Clive Aslett rightly bemoans our attitude to the past and the poor state of history teaching in schools.
But this raises a question. Do we really want young people to get a clear-eyed picture of Britain's past? Do we want them to suspect that we haven't had a legitimate monarch since 1485? Or to know that our capitalist prosperity is founded upon a brutal process of "primitive accumulation" that entailed the theft of monastic and common land; the repression of those market forces that would have helped working people; the criminalization of the unemployed; and the exploitation of the weak?
What sort of political views would this lead to?
We were taught a lot of that at school. Conclusion: the English are right bastards. (That's mostly a joke; not entirely, however.)
I believe (but can't prove) that history teaching throughout history has been poor by the standards you set. If the Bible is a history book then it is a partisan one with colossal omissions. The kind of history satirised in '1066 and All That' is risibly threadbare. You don't have to be a Marxist to want to look for mechanisms. Good history is hard because it necessitates reading very widely.
Posted by: Backword Dave | August 24, 2006 at 12:52 PM
"We were taught a lot of that at school." Yes Dave - and do our rulers really want more people like you?

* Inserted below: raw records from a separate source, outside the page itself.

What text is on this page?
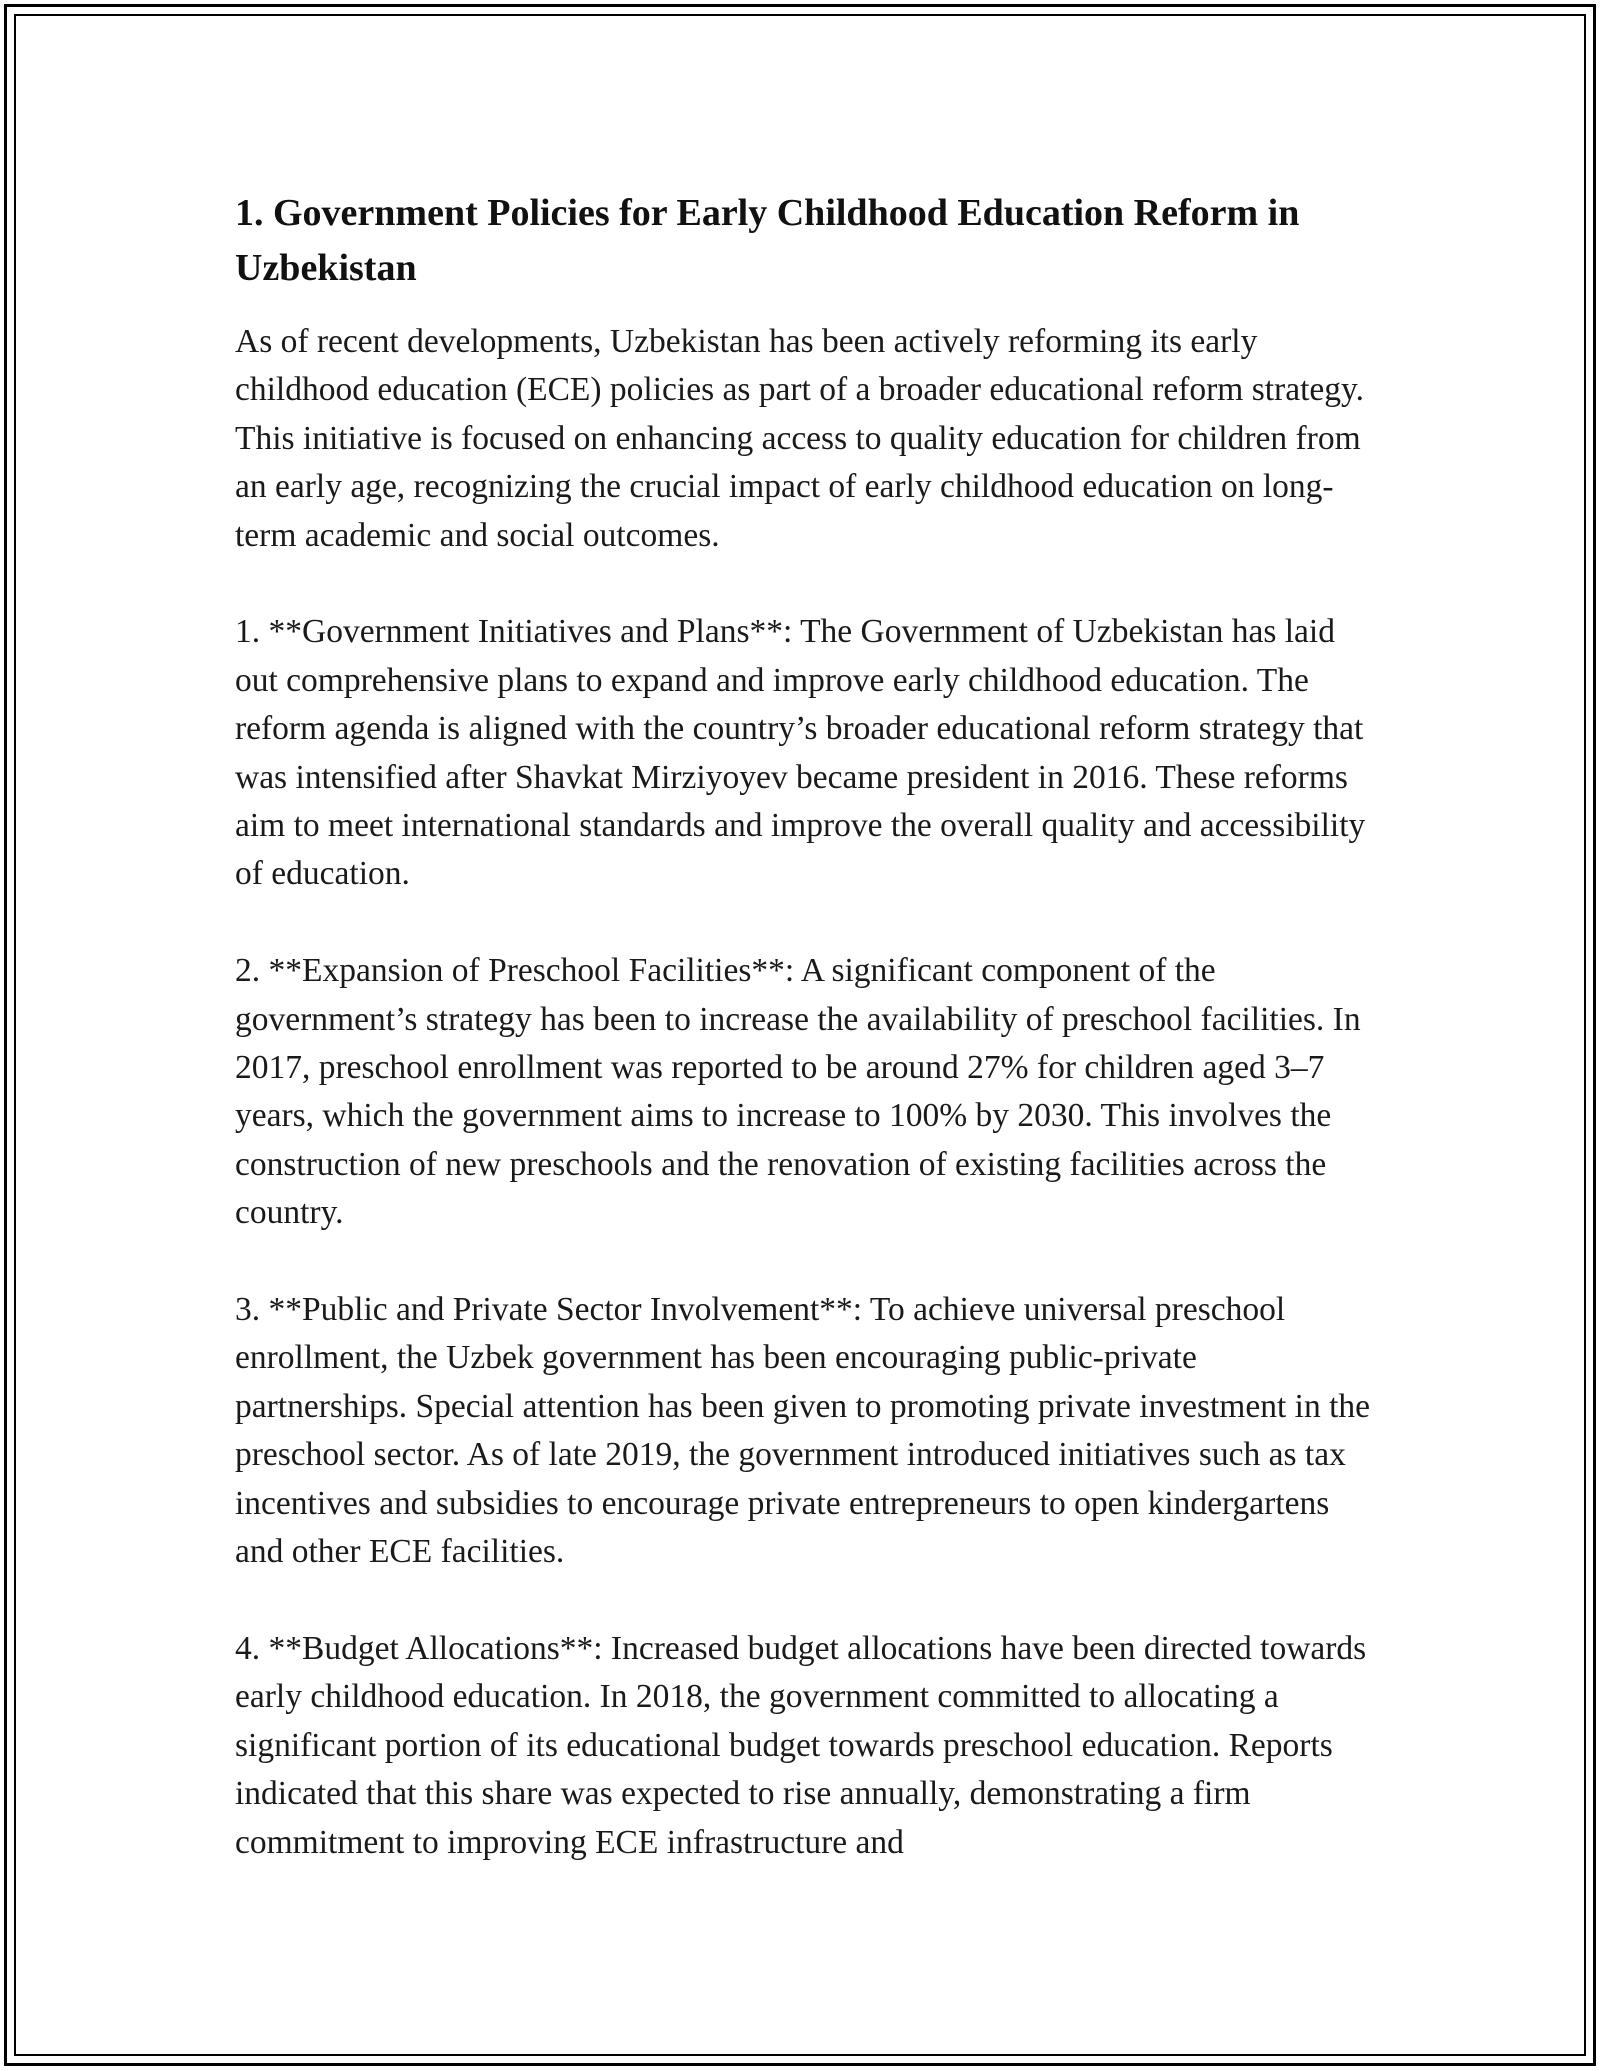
1. Government Policies for Early Childhood Education Reform in Uzbekistan

As of recent developments, Uzbekistan has been actively reforming its early childhood education (ECE) policies as part of a broader educational reform strategy. This initiative is focused on enhancing access to quality education for children from an early age, recognizing the crucial impact of early childhood education on long-term academic and social outcomes.

1. **Government Initiatives and Plans**: The Government of Uzbekistan has laid out comprehensive plans to expand and improve early childhood education. The reform agenda is aligned with the country’s broader educational reform strategy that was intensified after Shavkat Mirziyoyev became president in 2016. These reforms aim to meet international standards and improve the overall quality and accessibility of education.

2. **Expansion of Preschool Facilities**: A significant component of the government’s strategy has been to increase the availability of preschool facilities. In 2017, preschool enrollment was reported to be around 27% for children aged 3–7 years, which the government aims to increase to 100% by 2030. This involves the construction of new preschools and the renovation of existing facilities across the country.

3. **Public and Private Sector Involvement**: To achieve universal preschool enrollment, the Uzbek government has been encouraging public-private partnerships. Special attention has been given to promoting private investment in the preschool sector. As of late 2019, the government introduced initiatives such as tax incentives and subsidies to encourage private entrepreneurs to open kindergartens and other ECE facilities.

4. **Budget Allocations**: Increased budget allocations have been directed towards early childhood education. In 2018, the government committed to allocating a significant portion of its educational budget towards preschool education. Reports indicated that this share was expected to rise annually, demonstrating a firm commitment to improving ECE infrastructure and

Posted by: chris | August 24, 2006 at 01:25 PM
The time of reckoning is due. My surname would seem to suggest that I am - at whatever distance - decended from slaves. So where are my reparations?
Posted by: Tom Freeman | August 24, 2006 at 02:17 PM
A clear-eyed view of the past would certainly be inconsistent with that drivelling website about Parliamentary Enclosures. What a feat: it doesn't even explain what common land was, who the commoners were, who owned cultivated land, who owned common land, and how each sort of land was managed. Looks to be in the lamentable tradition of the Hammonds, I'd say.
Posted by: dearieme | August 24, 2006 at 04:13 PM
The real drivel was in the piece on enclosures at that "Grade Nine" site from Alberta:
"These reforms were needed so that England could become the world's first industrial nation."